I was always a little curious about this novel. Quotes from this book (and the subsequent film adaptation) seem to come up in pop culture quite a lot. Also, when I lived in New Jersey, I knew a boy who had ‘Nothing Gold Can Stay’ tattooed across his stomach in huge letters! So I was quite happy to finally order a copy of the Outsiders and see what the fuss was all about.

It’s a fairly short read, and one I wish I had read when I was younger. I feel like it would have been a lot more relevant to me as a teenager. It’s scrappy and raw, a contemporary classic that truly reflects all the layers and pain of being young and misdirected.

The Lola Quartet by Emily St John Mandel

 The Lola Quartet

I have been slowly reading all of this author’s books. I loved Station Eleven, so thought I would check out the rest. I have The Singer’s Gun left to read, which I actually reserved and collected from my local library last week (recently re-discovered – how much fun libraries are!).

Firstly, I adore her writing style. It is detailed and slow burning. All the different strands of the story come together and nothing is forgotten.  I love anything that combines genres – you couldn’t put any of Mandel’s books into a specific box. Her characters are flawed and realistic, with tiny details and quirks, some of them likeable, other distinctly annoying or frustrating. I recommend this one for anyone who loves mystery, drama, and has a yearning for travel in their literature.

Me Before You by Jojo Moyes

 Me Before You

This isn’t my usual genre at all, but this book really got to me. I couldn’t wait to read the sequel, but I actually gave up on it because I couldn’t get on with the story and a certain main character wasn’t there! Anyway, there was something so lovely and sad about this book I just couldn’t put it down. It is definitely outstanding within its genre, something that I imagine is very difficult to do. The ending DID frustrate me a little, but it also asks a lot of complex questions. We all have a limit, so what would yours be?

Big Magic by Elizabeth Gilbert

Big Magic

I briefly mentioned this book in my last blog post. Having struggled to manage writing and full time work recently, alongside a busy social life, going to the gym AND staving off bouts of anxiety…I’ve not felt at my creative best for a while.
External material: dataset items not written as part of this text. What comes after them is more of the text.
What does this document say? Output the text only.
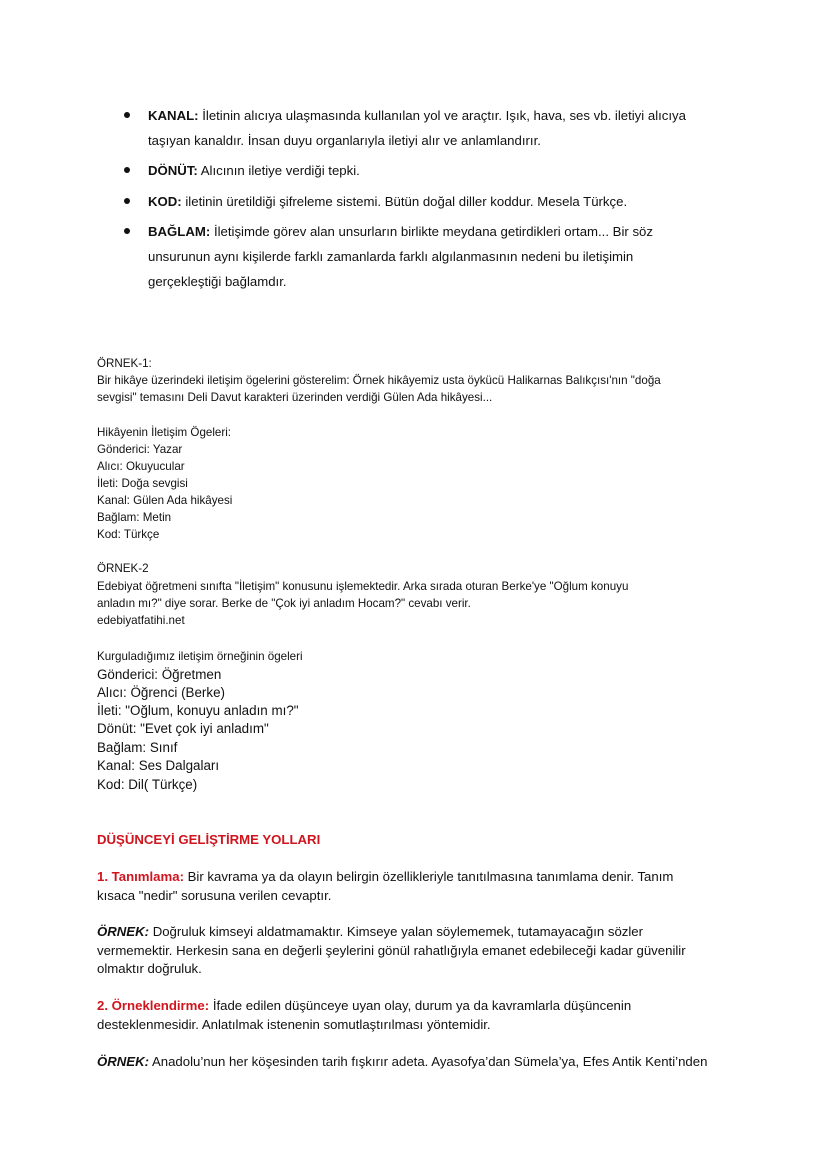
KANAL: İletinin alıcıya ulaşmasında kullanılan yol ve araçtır. Işık, hava, ses vb. iletiyi alıcıya
taşıyan kanaldır. İnsan duyu organlarıyla iletiyi alır ve anlamlandırır.
DÖNÜT: Alıcının iletiye verdiği tepki.
KOD: iletinin üretildiği şifreleme sistemi. Bütün doğal diller koddur. Mesela Türkçe.
BAĞLAM: İletişimde görev alan unsurların birlikte meydana getirdikleri ortam... Bir söz
unsurunun aynı kişilerde farklı zamanlarda farklı algılanmasının nedeni bu iletişimin
gerçekleştiği bağlamdır.
ÖRNEK-1:
Bir hikâye üzerindeki iletişim ögelerini gösterelim: Örnek hikâyemiz usta öykücü Halikarnas Balıkçısı'nın "doğa
sevgisi" temasını Deli Davut karakteri üzerinden verdiği Gülen Ada hikâyesi...
Hikâyenin İletişim Ögeleri:
Gönderici: Yazar
Alıcı: Okuyucular
İleti: Doğa sevgisi
Kanal: Gülen Ada hikâyesi
Bağlam: Metin
Kod: Türkçe
ÖRNEK-2
Edebiyat öğretmeni sınıfta "İletişim" konusunu işlemektedir. Arka sırada oturan Berke'ye "Oğlum konuyu
anladın mı?" diye sorar. Berke de "Çok iyi anladım Hocam?" cevabı verir.
edebiyatfatihi.net
Kurguladığımız iletişim örneğinin ögeleri
Gönderici: Öğretmen
Alıcı: Öğrenci (Berke)
İleti: "Oğlum, konuyu anladın mı?"
Dönüt: "Evet çok iyi anladım"
Bağlam: Sınıf
Kanal: Ses Dalgaları
Kod: Dil( Türkçe)
DÜŞÜNCEYİ GELİŞTİRME YOLLARI
1. Tanımlama: Bir kavrama ya da olayın belirgin özellikleriyle tanıtılmasına tanımlama denir. Tanım
kısaca "nedir" sorusuna verilen cevaptır.
ÖRNEK: Doğruluk kimseyi aldatmamaktır. Kimseye yalan söylememek, tutamayacağın sözler
vermemektir. Herkesin sana en değerli şeylerini gönül rahatlığıyla emanet edebileceği kadar güvenilir
olmaktır doğruluk.
2. Örneklendirme: İfade edilen düşünceye uyan olay, durum ya da kavramlarla düşüncenin
desteklenmesidir. Anlatılmak istenenin somutlaştırılması yöntemidir.
ÖRNEK: Anadolu’nun her köşesinden tarih fışkırır adeta. Ayasofya’dan Sümela’ya, Efes Antik Kenti’nden
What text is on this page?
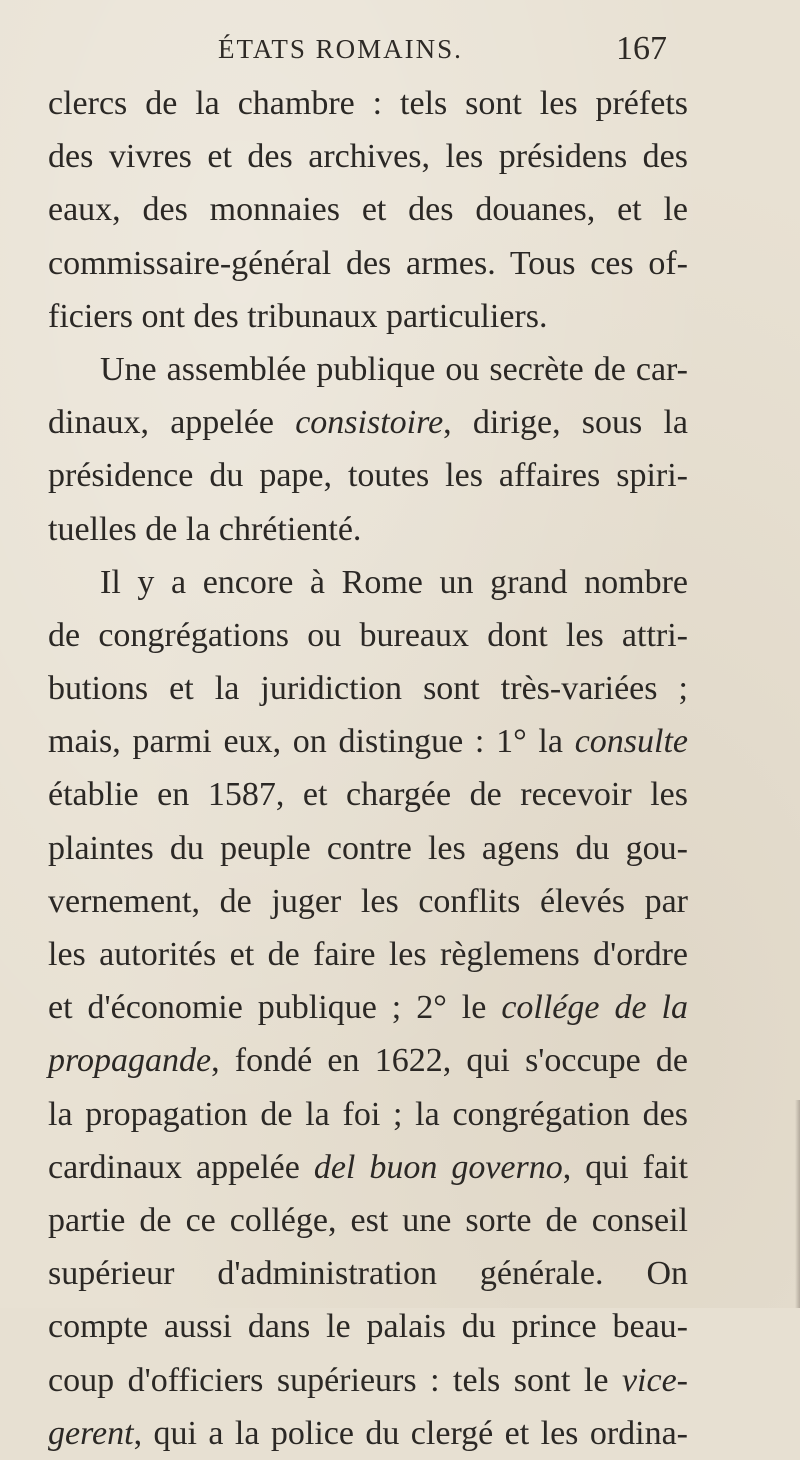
ÉTATS ROMAINS.	167
clercs de la chambre : tels sont les préfets
des vivres et des archives, les présidens des
eaux, des monnaies et des douanes, et le
commissaire-général des armes. Tous ces of-
ficiers ont des tribunaux particuliers.
Une assemblée publique ou secrète de car-
dinaux, appelée consistoire, dirige, sous la
présidence du pape, toutes les affaires spiri-
tuelles de la chrétienté.
Il y a encore à Rome un grand nombre
de congrégations ou bureaux dont les attri-
butions et la juridiction sont très-variées ;
mais, parmi eux, on distingue : 1° la consulte
établie en 1587, et chargée de recevoir les
plaintes du peuple contre les agens du gou-
vernement, de juger les conflits élevés par
les autorités et de faire les règlemens d'ordre
et d'économie publique ; 2° le collége de la
propagande, fondé en 1622, qui s'occupe de
la propagation de la foi ; la congrégation des
cardinaux appelée del buon governo, qui fait
partie de ce collége, est une sorte de conseil
supérieur d'administration générale. On
compte aussi dans le palais du prince beau-
coup d'officiers supérieurs : tels sont le vice-
gerent, qui a la police du clergé et les ordina-
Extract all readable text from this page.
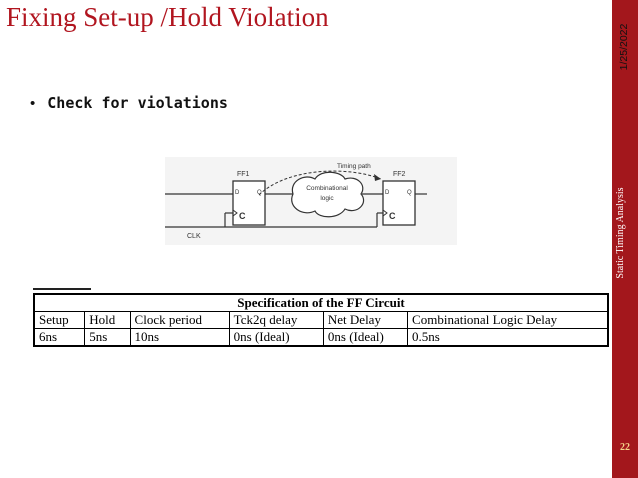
Fixing Set-up /Hold Violation
1/25/2022
Static Timing Analysis
22
• Check for violations
D	Q
C
FF1
Combinational
logic
D	Q
C
FF2
Timing path
CLK
Specification of the FF Circuit					
Setup	Hold	Clock period	Tck2q delay	Net Delay	Combinational Logic Delay
6ns	5ns	10ns	0ns (Ideal)	0ns (Ideal)	0.5ns
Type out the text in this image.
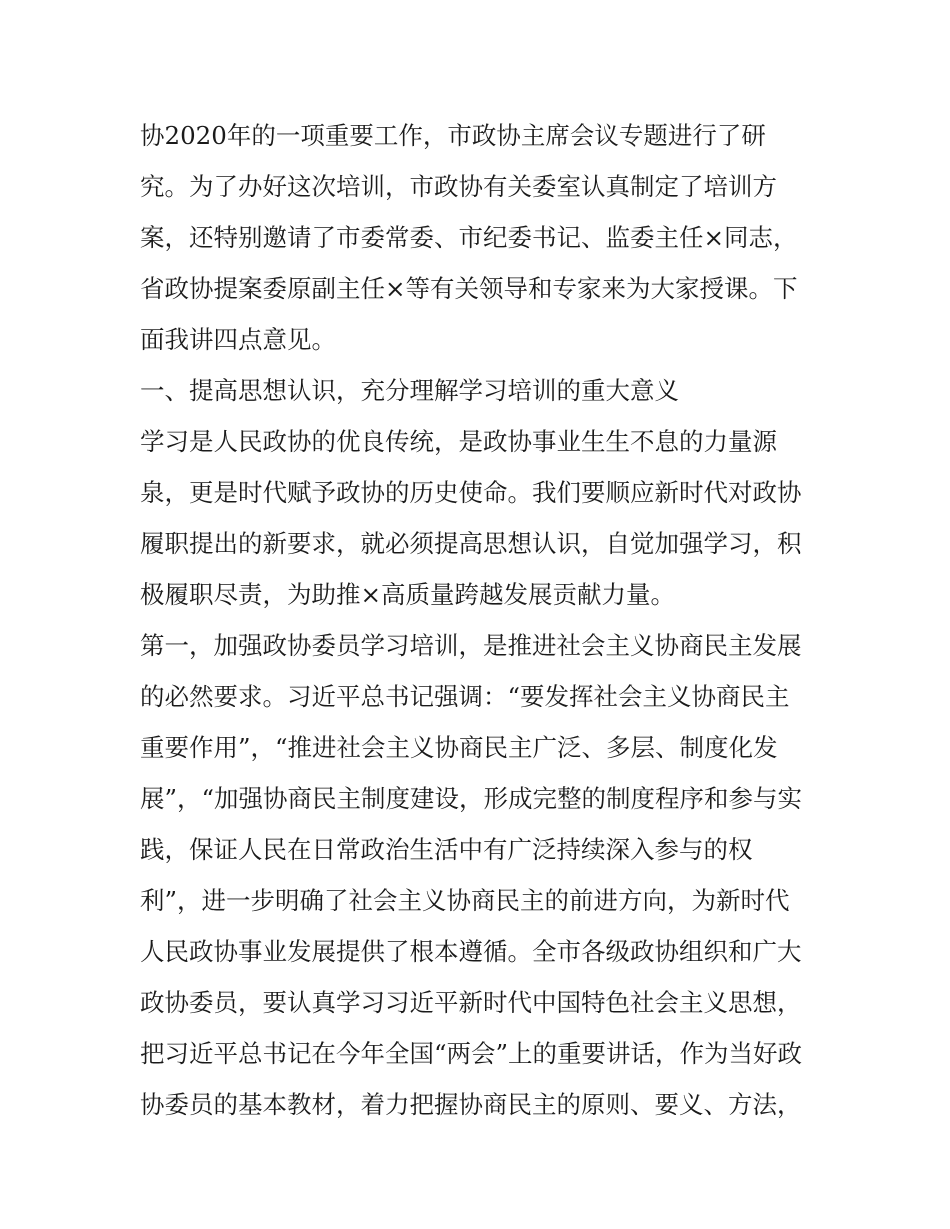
协2020年的一项重要工作，市政协主席会议专题进行了研
究。为了办好这次培训，市政协有关委室认真制定了培训方
案，还特别邀请了市委常委、市纪委书记、监委主任×同志，
省政协提案委原副主任×等有关领导和专家来为大家授课。下
面我讲四点意见。
一、提高思想认识，充分理解学习培训的重大意义
学习是人民政协的优良传统，是政协事业生生不息的力量源
泉，更是时代赋予政协的历史使命。我们要顺应新时代对政协
履职提出的新要求，就必须提高思想认识，自觉加强学习，积
极履职尽责，为助推×高质量跨越发展贡献力量。
第一，加强政协委员学习培训，是推进社会主义协商民主发展
的必然要求。习近平总书记强调：“要发挥社会主义协商民主
重要作用”，“推进社会主义协商民主广泛、多层、制度化发
展”，“加强协商民主制度建设，形成完整的制度程序和参与实
践，保证人民在日常政治生活中有广泛持续深入参与的权
利”，进一步明确了社会主义协商民主的前进方向，为新时代
人民政协事业发展提供了根本遵循。全市各级政协组织和广大
政协委员，要认真学习习近平新时代中国特色社会主义思想，
把习近平总书记在今年全国“两会”上的重要讲话，作为当好政
协委员的基本教材，着力把握协商民主的原则、要义、方法，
This book made me realise the picture of a writer that I have in my mind is not real or attainable. It takes hard work and persistence, the drive to develop writing skills and be constantly learning all the time. It also made me see that having a full time job is SMART.

I really would recommend this to all creative types. I know of many people who give up completely when they realise that writing or making art is not something they can do all the time. I have learned that it doesn’t have to be all or nothing, which is a big, important lesson that everyone should learn.

Reasons to Stay Alive by Matt Haig

Reasons To Stay Alive

I really needed this book. As someone who battles depression and, more recently, anxiety, it was a necessary read. It is important to talk about these things in all forms – through reading or writing, or discussions with family and friends.

Reasons to Stay Alive helped contribute towards my perspective on the things that affect me, and it’s nice to remind yourself sometimes that it’s not just you and you’re not alone. Other people feel it too.